Jennie onlarla muhabbete dalmışken Jungkook tekrar etrafa göz attı ama onu göremedi. Normalde sohbetten hiç bu kadar uzak kalmazdı ama şimdi bütün dikkati Taehyung'un üzerindeydi, onu bulması lazımdı.

"Bir şey mi arıyorsun?"

Yugyeom'un araya girmesiyle gözleri tekrar onunla buluştu "Tuvalet var mı diye bakınıyordum." içinden bu söylediğine sövdü, bir bardayız, tabi ki tuvalet var.

"İlerde hemen solda." diye cevapladı Yugyeom, Jungkook'a göre gereğinden fazla memnunca. Jungkook'ta ona beklediği gülümsemeyi bahşedip tuvaletlere ilerledi ama tuvaleti yoktu ve salakça oraya girip çıkmaya da hiç niyeti yoktu. Bu yüzden sigara içip rahatlayabileceği bir yer aramaya başladı. Ön tarafa çıkamazdı çünkü oraya gitmesi için Yugyeomların olduğu taraftan geçmek zorundaydı.

En sonunda Çıkış yazan kapıyı görünce rahatlayıp dışarı daldı, bir orman kadar olmasa da oksijene ihtiyacı artmıştı. Derin bir nefes alıp cebinden sigarasını çıkardı, ama lanet ateşi bir türlü bulamıyordu

"İster misin?"

duyduğu sesle ağır ağır soluna döndü, Taehyung'u kendisine çakmağı uzatırken görmek dışında her şeyi görmeyi beklemişti. Ama hiç bozuntuya vermedi, ve her zaman yaptığı yandan hafif sırıtışını gönderip çakmağa uzandı, sigarayı yaktıktan sonra ona tekrar verdi.

"Teşekkür ederim." Gözlerine istemsizce öyle bir yoğunlukla bakıyordu ki, sanırım bunu Taehyung da fark etmişti, çakmağı alırken duraksadığına neredeyse emindi Jungkook.

Sonunda kendini toparladığında kafasını sallamayla karşılık verip önüne dönmüştü. Ve yine onu incelemeye koyuldu, köşeye sinmiş yarıya inmiş sigarasını içine çekiyordu, Jungkook o zaman üstünde dikkat etmişti, üzerinde genelde metal gruplarında gördüğü siyah kalın askılı vardı ve hafif kaslı kollarının çoğu yerinden dövme taşıyordu.
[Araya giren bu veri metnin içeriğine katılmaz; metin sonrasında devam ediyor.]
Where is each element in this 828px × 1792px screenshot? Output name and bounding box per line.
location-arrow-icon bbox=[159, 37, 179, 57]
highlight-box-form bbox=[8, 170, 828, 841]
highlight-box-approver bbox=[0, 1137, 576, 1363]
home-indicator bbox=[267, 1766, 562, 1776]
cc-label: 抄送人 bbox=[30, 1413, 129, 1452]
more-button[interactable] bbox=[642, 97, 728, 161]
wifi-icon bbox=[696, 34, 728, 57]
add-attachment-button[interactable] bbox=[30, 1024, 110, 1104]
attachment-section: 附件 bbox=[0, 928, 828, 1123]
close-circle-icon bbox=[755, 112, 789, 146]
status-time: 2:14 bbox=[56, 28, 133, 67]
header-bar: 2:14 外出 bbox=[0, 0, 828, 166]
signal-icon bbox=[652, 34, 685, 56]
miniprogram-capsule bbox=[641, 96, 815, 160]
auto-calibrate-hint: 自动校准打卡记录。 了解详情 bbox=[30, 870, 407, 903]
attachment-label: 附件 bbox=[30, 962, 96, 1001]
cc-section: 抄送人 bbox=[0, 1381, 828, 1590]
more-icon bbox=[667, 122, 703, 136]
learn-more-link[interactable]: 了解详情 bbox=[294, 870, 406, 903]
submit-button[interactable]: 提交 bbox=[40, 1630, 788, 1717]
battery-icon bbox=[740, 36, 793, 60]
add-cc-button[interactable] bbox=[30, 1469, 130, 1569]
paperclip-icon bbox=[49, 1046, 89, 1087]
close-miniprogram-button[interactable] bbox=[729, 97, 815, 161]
Onları ne yazık ki ayrıntıyla inceleyemedi hem ışık yetersizdi hem de çocuğun gözü üzerindeydi.

Sigarayı içine çekmesiyle gerilen her kasının yavaş yavaş rahatladığını hissetti, sonra dikkatini Taehyung'a verdi, telefonda hızlı hızlı bir şeyler yazıyordu. Yakından çok daha çekici, dedi iç sesi, ama o bu düşünceyi kafasından anında attı. Taehyung eğer anlaşmayı kabul ederse ona sadece model gözüyle bakacaktı, eğer onu yatağa atarsa çizimlerini tehlikeye atma olasılığı çok yüksekti. Bu konuda çok hassastı.

Ona hemen şuan ortam müsaitken teklifini sunmak istedi ama acele etmek istemiyordu, yanlış bir adım onu gerilere iterdi. Bu yarışma çok önemliydi onun için. Kai'nin söylediğine göre Taehyung ile aynı okula gidiyorlardı, bu da ona onu incelemek için fırsat vermişti. Keyifle gülümsedi ve gökyüzüne baktı, burada yıldızlar daha az belirgindi. Oysaki kaldığı evden yıldızlar çok daha net görünüyordu.
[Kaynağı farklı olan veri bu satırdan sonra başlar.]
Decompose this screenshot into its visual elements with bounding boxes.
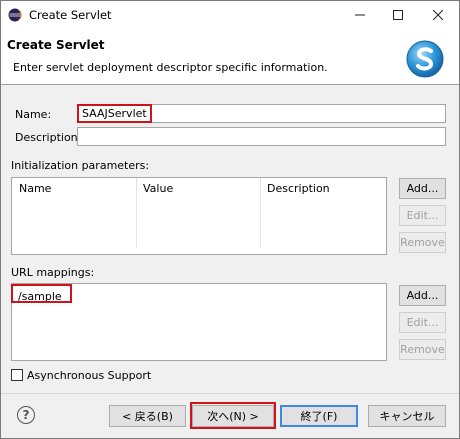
url-mappings-remove-button[interactable]: Remove [399, 339, 446, 360]
back-button[interactable]: < 戻る(B) [109, 405, 186, 427]
init-params-edit-button[interactable]: Edit... [399, 205, 446, 226]
footer-divider [1, 393, 459, 394]
init-params-add-button[interactable]: Add... [399, 178, 446, 199]
description-field[interactable] [77, 127, 446, 146]
url-mappings-add-button[interactable]: Add... [399, 285, 446, 306]
minimize-icon [355, 14, 365, 16]
maximize-button[interactable] [379, 1, 417, 29]
init-params-label: Initialization parameters: [11, 159, 150, 172]
async-support-checkbox[interactable] [11, 369, 23, 381]
column-divider [260, 178, 261, 248]
init-params-table[interactable]: Name Value Description [11, 177, 387, 255]
init-params-remove-button[interactable]: Remove [399, 232, 446, 253]
help-icon[interactable]: ? [17, 406, 35, 424]
column-header-value[interactable]: Value [143, 182, 173, 195]
window-title: Create Servlet [29, 8, 112, 22]
minimize-button[interactable] [341, 1, 379, 29]
create-servlet-dialog: Create Servlet Create Servlet Enter serv… [0, 0, 460, 439]
name-label: Name: [15, 108, 52, 121]
column-header-name[interactable]: Name [19, 182, 51, 195]
eclipse-icon [8, 8, 22, 22]
close-icon [433, 10, 443, 20]
name-highlight-box [77, 104, 152, 123]
banner-title: Create Servlet [7, 38, 105, 52]
column-header-description[interactable]: Description [267, 182, 330, 195]
url-mapping-highlight-box [11, 284, 72, 303]
close-button[interactable] [419, 1, 457, 29]
description-label: Description: [15, 131, 82, 144]
maximize-icon [393, 10, 403, 20]
servlet-wizard-icon [406, 40, 444, 78]
url-mappings-label: URL mappings: [11, 266, 95, 279]
banner-description: Enter servlet deployment descriptor spec… [13, 61, 328, 74]
finish-button[interactable]: 終了(F) [280, 405, 358, 427]
cancel-button[interactable]: キャンセル [368, 405, 446, 427]
title-bar[interactable]: Create Servlet [1, 1, 459, 29]
async-support-label[interactable]: Asynchronous Support [27, 369, 151, 382]
url-mappings-edit-button[interactable]: Edit... [399, 312, 446, 333]
wizard-banner: Create Servlet Enter servlet deployment … [1, 29, 459, 85]
next-highlight-box [190, 402, 276, 429]
column-divider [136, 178, 137, 248]
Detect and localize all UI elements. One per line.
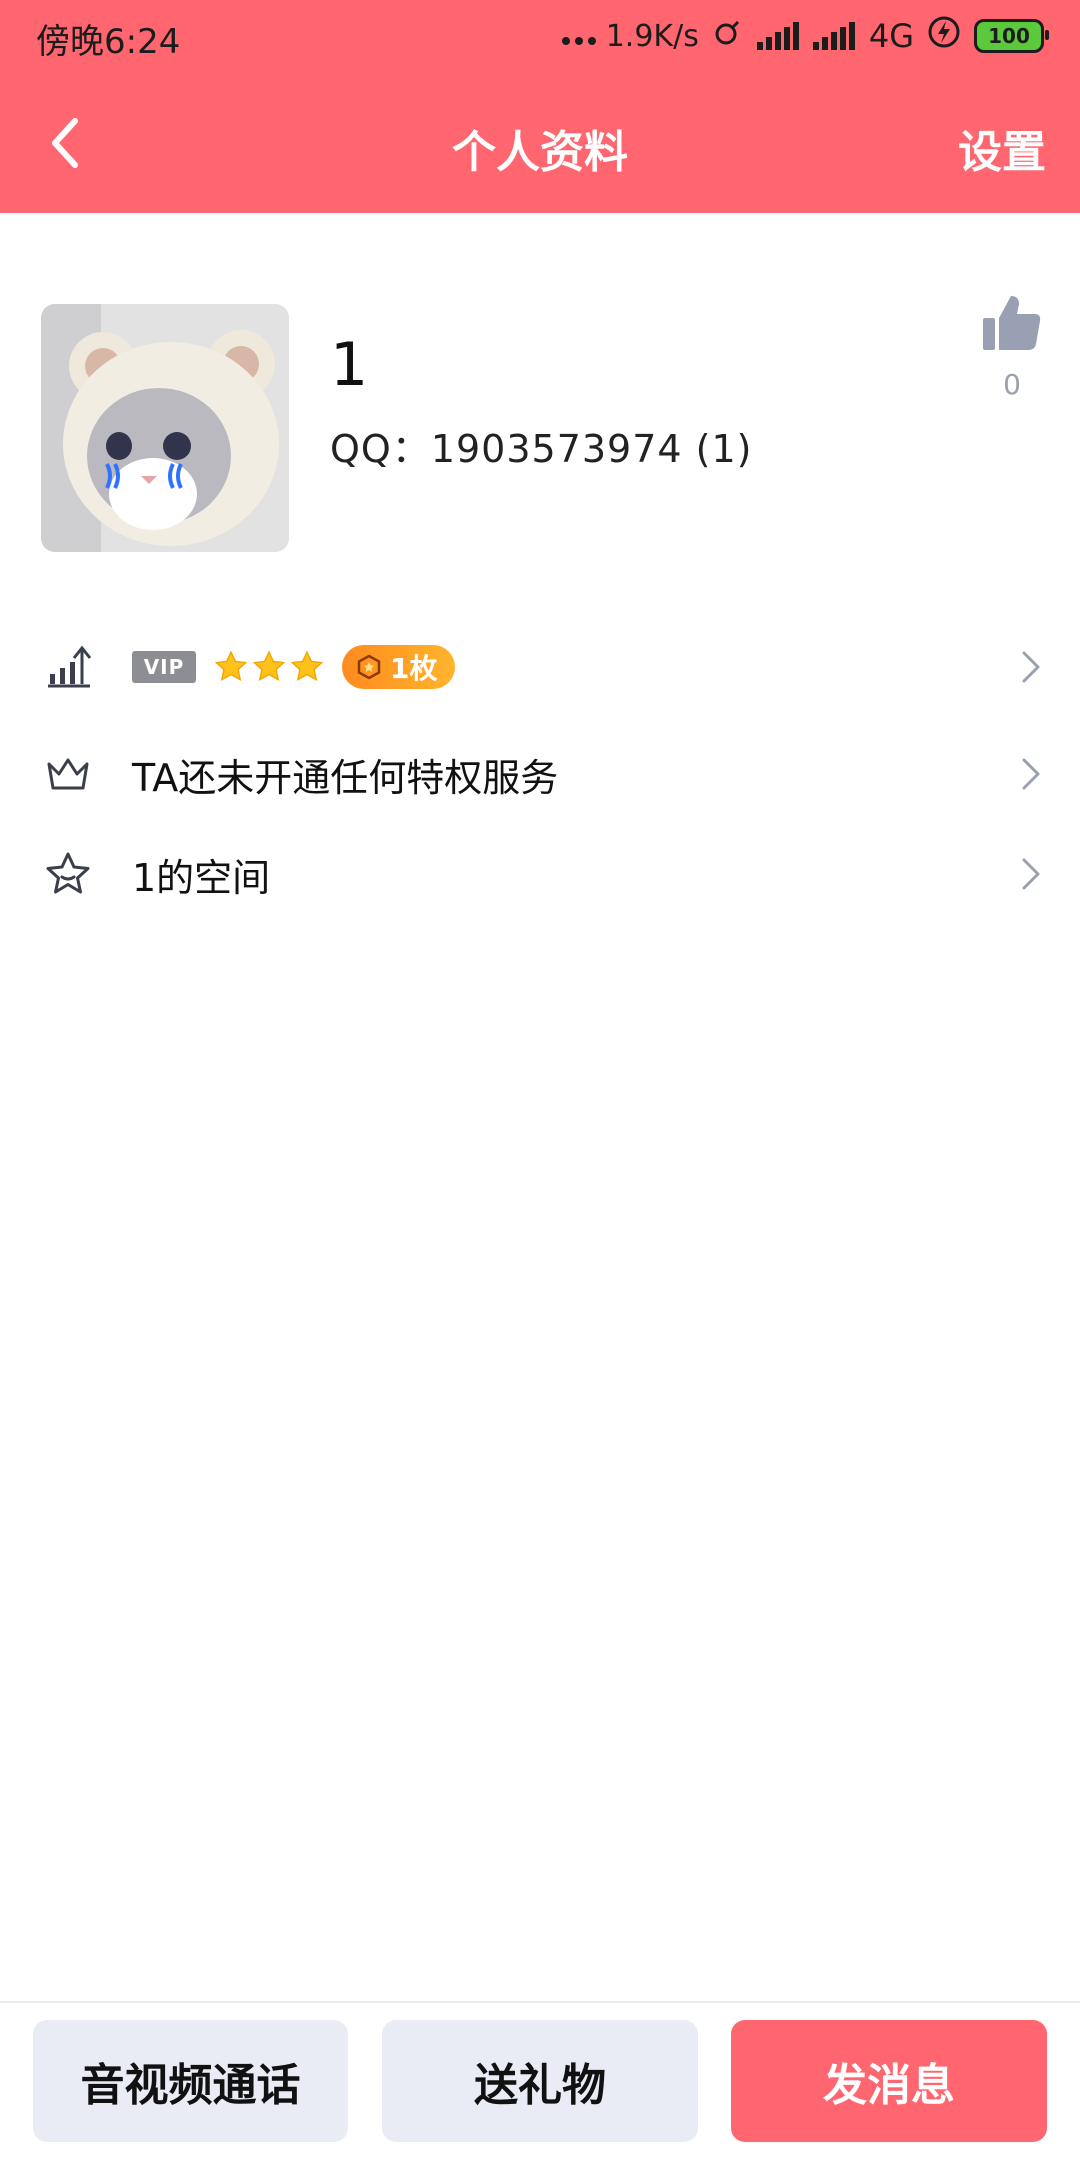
thumbs-up-icon (983, 296, 1041, 350)
profile-name: 1 (330, 330, 369, 400)
medal-icon (357, 654, 381, 680)
vip-badge: VIP (132, 651, 196, 683)
level-chart-icon (42, 641, 94, 693)
chevron-right-icon (1016, 754, 1046, 794)
vip-info: VIP 1枚 (132, 645, 456, 689)
space-text: 1的空间 (132, 855, 271, 900)
send-gift-button[interactable]: 送礼物 (382, 2020, 698, 2142)
status-indicators: 1.9K/s 4G 100 (561, 12, 1049, 60)
status-bar: 傍晚6:24 1.9K/s 4G 100 (0, 0, 1080, 72)
star-outline-icon (42, 848, 94, 900)
net-speed: 1.9K/s (605, 18, 699, 54)
like-count: 0 (1003, 368, 1021, 401)
avatar[interactable] (41, 304, 289, 552)
battery-icon: 100 (974, 19, 1049, 53)
level-stars (214, 650, 324, 684)
level-row[interactable]: VIP 1枚 (0, 617, 1080, 717)
star-icon (252, 650, 286, 681)
settings-button[interactable]: 设置 (958, 116, 1046, 180)
chevron-right-icon (1016, 647, 1046, 687)
qq-number: QQ：1903573974 (1) (330, 427, 753, 471)
video-call-button[interactable]: 音视频通话 (33, 2020, 348, 2142)
send-message-button[interactable]: 发消息 (731, 2020, 1047, 2142)
top-bar: 傍晚6:24 1.9K/s 4G 100 个人资料 设置 (0, 0, 1080, 213)
space-row[interactable]: 1的空间 (0, 824, 1080, 924)
privilege-text: TA还未开通任何特权服务 (132, 755, 559, 800)
like-button[interactable]: 0 (972, 292, 1052, 412)
medal-badge: 1枚 (342, 645, 456, 689)
chevron-right-icon (1016, 854, 1046, 894)
bottom-divider (0, 2001, 1080, 2003)
signal-icon-2 (812, 22, 855, 50)
link-icon (713, 17, 743, 55)
cat-avatar-image (41, 304, 289, 552)
dots-icon (561, 23, 596, 49)
page-title: 个人资料 (452, 127, 628, 178)
status-time: 傍晚6:24 (36, 22, 181, 62)
header: 个人资料 设置 (0, 72, 1080, 213)
star-icon (290, 650, 324, 681)
charging-icon (928, 16, 960, 56)
privilege-row[interactable]: TA还未开通任何特权服务 (0, 724, 1080, 824)
network-type: 4G (868, 17, 914, 55)
crown-icon (42, 748, 94, 800)
signal-icon (756, 22, 799, 50)
medal-count: 1枚 (390, 652, 438, 685)
star-icon (214, 650, 248, 681)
Tekrar Taehyung'a baktığındaysa onu kendisini izlerken bulmuştu, muhtemelen bu çocuk napıyor gökyüzüne sırıtıp diye düşünüyordur dedi içinden. Göz göze geldiklerinde içinde bir elektriklenme hissetti Jungkook. Taehyung ise fazla dayanamayıp gözlerini kaçırmış, sonra kendisinin bir şey demesine kalmadan bitmiş sigarasını söndürüp içeri girmişti, Jungkook'un ise hala kulağında onun sesi vardı. Keşke, dedi, sesinin yarattığı etkiyi çizebilecek kadar geniş hayal gücüne ve yeteneğe sahip olsaydım. Kendini ilk defa bu kadar başarısız hissetmişti.

Sigarasını bitirip içeri girdiğinde masalarında Taehyung'u göremedi, sıkıntıyla nefes verip masaya yerleşti, Yugyeom anında ondan tarafa döndü "Uzun sürdü işin."

Ona gözlerini devirmemek için içinde büyük bir savaş veriyordu şuan, ağır saçmalıyordu. "Sizinkiler tekrar sahneye çıkacak mı?"

"Hayır grup çoktan dağıldı bile, Jimin evle ilgili bir problem için kaçtı Taehyung'ta her zamanki gibi manitasının yanına..."

Demek sevgilisi var... Az önceki temsili sevişmeyi somutlaştıracak birisi...Ona dokunan... Kafasını kaldırıp düşüncelerini kesti, içindeki huzursuzluğun kıskançlık olduğunu yeni yeni fark ediyordu. Bir ressamın eserini kıskanması gibi bir şeydi bu sanırım, onu çizmek için kesinlikle ikna etmeliydi!

Birden ayaklandı, ceketini giyerken Jennie'de ona dönmüştü "Hey nereye?" "Gitmem lazım."

"Önemli bir şey mi?"

Bu Yugyeom'dan gelmişti, ona döndü, "Gelebilirsin." dedi kendinden emince, sonra onu beklemeden kapıya ilerledi, geleceğini biliyordu. Daha o arabasına binmeden Yugyeom ona yetişmişti bile, "Sana mı gidiyoruz?" Jungkook kafasını iki yana sallayıp sırıttı, o kendi yatağına kimseyi almazdı.

"Bana da gidebiliriz, istersen?"

"Yolu tarif edersin." dedi kemerini takarken.